21/09/2010

As 2 guerras de Mostar

Esquina de duas das ruas mais importantes de Mostar, em julho de 2010

Mostar é a cidade mais turística da Bósnia-Herzegovina, desde a época da antiga Iugoslávia. Antigamente, isso se justificava principalmente por seu centro histórico bem preservado e pela Ponte Velha (Stari Most), declarada Patrimônio da Humanidade pela UNESCO. Com a guerra do início dos anos 1990, porém, a cidade foi quase completamente arruinada, mas mesmo assim voltou a ser o lugar mais visitado do país. Seja por causa da Stari Most, reconstruída em 2004, seja em razão das supostas aparições da Virgem Maria na vizinha Medjugorije, seja por causa das marcas aparentes da guerra que estão por todos os lados.


Mostar foi muito mais castigada do que Sarajevo na guerra e ainda tem um caminho muito mais longo para se livrar de todas as suas marcas.

A pergunta que todo mundo faz – sobre o motivo pelo qual a cidade foi tão severamente atingida – é respondida pelos locais de um modo simples e direto: é que não foi só uma guerra, foram duas.

A primeira guerra, que demoliu a maior parte da cidade, foi travada entre dois lados bem definidos: os sérvios do Exército Popular Iugoslavo (que era contra a independência da Bósnia-Herzegovina da Federação Iugoslava) versus muçulmanos e croatas, que juntos lutavam para expulsar o exército federal do país, numa união de esforços temporária.

Imagens da guerra nos anos 1990, expostas num museu de Mostar

Os primeiros bombardeios dos sérvios contra a cidade começaram em 12 de abril de 1992. Em junho do mesmo ano, os croatas e os muçulmanos conseguiram expulsar o Exército Iugoslavo para fora da cidade, mas eles ficaram nos arredores, bombardeando a cidade de longe, principalmente a partir das montanhas que cercam a cidade.
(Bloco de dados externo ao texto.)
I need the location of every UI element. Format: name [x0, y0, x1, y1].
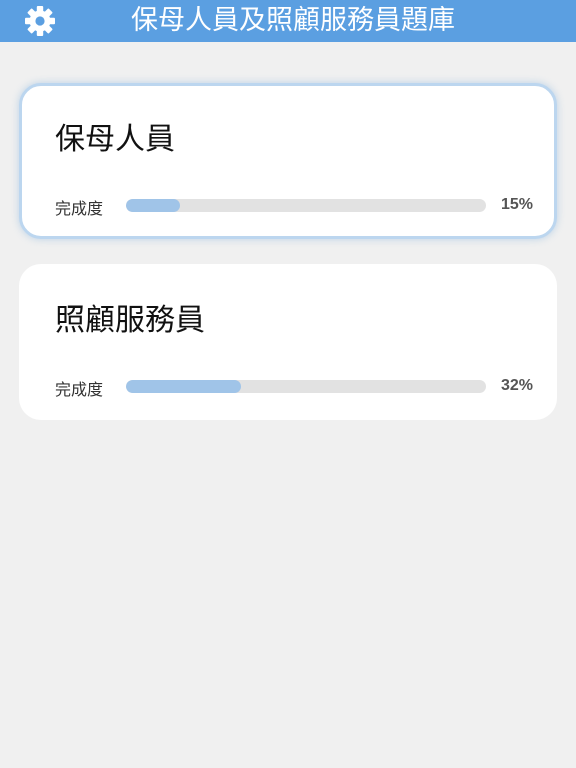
card-title: 照顧服務員 [55, 303, 205, 338]
progress-bar [126, 199, 486, 212]
progress-fill [126, 380, 242, 393]
app-header: 保母人員及照顧服務員題庫 [0, 0, 576, 42]
card-title: 保母人員 [55, 122, 175, 157]
category-card-babysitter[interactable]: 保母人員 完成度 15% [19, 83, 557, 239]
page-title: 保母人員及照顧服務員題庫 [131, 5, 455, 36]
progress-label: 完成度 [55, 199, 104, 218]
category-card-care-worker[interactable]: 照顧服務員 完成度 32% [19, 264, 557, 420]
progress-value: 15% [500, 196, 533, 213]
progress-bar [126, 380, 486, 393]
progress-value: 32% [500, 377, 533, 394]
progress-label: 完成度 [55, 380, 104, 399]
progress-fill [126, 199, 180, 212]
gear-icon[interactable] [24, 5, 56, 37]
Foram 18 meses de cerco. Nesse período, foram destruídas 14 mesquitas, a catedral católica, um mosteiro franciscano com uma biblioteca de mais de 50 mil títulos e outras dezenas de prédios onde funcionavam instituições civis.

Quando os sérvios haviam perdido o controle da maior parte do país, os croatas se voltaram contra os muçulmanos, para assegurar a independência de uma República Croata da Herzeg-Bósnia, que futuramente poderia ser anexada à própria Croácia.

Nessa segunda guerra, os croatas impuseram um cerco de 8 meses a Mostar. Nesse período, a cidade estava dividida em uma parte oriental, onde se concentrava o Exército da Bósnia, de maioria muçulmana, e uma parte ocidental, onde estava a Frente de Defesa Croata (os muçulmanos que moravam desse lado foram expulsos para o outro). Com o cerco, os croatas cortaram o acesso de comida e de ajuda internacional a Mostar e exigiam, pelo rádio, que todos os muçulmanos se rendessem com uma bandeirinha branca na janela de casa.

O saldo dessa segunda guerra foi a destruição quase completa do lado oriental de Mostar (quase tudo que há lá hoje foi reconstruído de 15 anos para cá), estupros em massa de muçulmanas e execuções em massa. Foi nessa guerra, por culpa dos croatas, que a Stari Most foi demolida (os iugoslavos haviam destruído todas as outras, menos essa ponte).

Só em fevereiro de 1994 a guerra oficialmente acabou, com o Acordo de Dayton.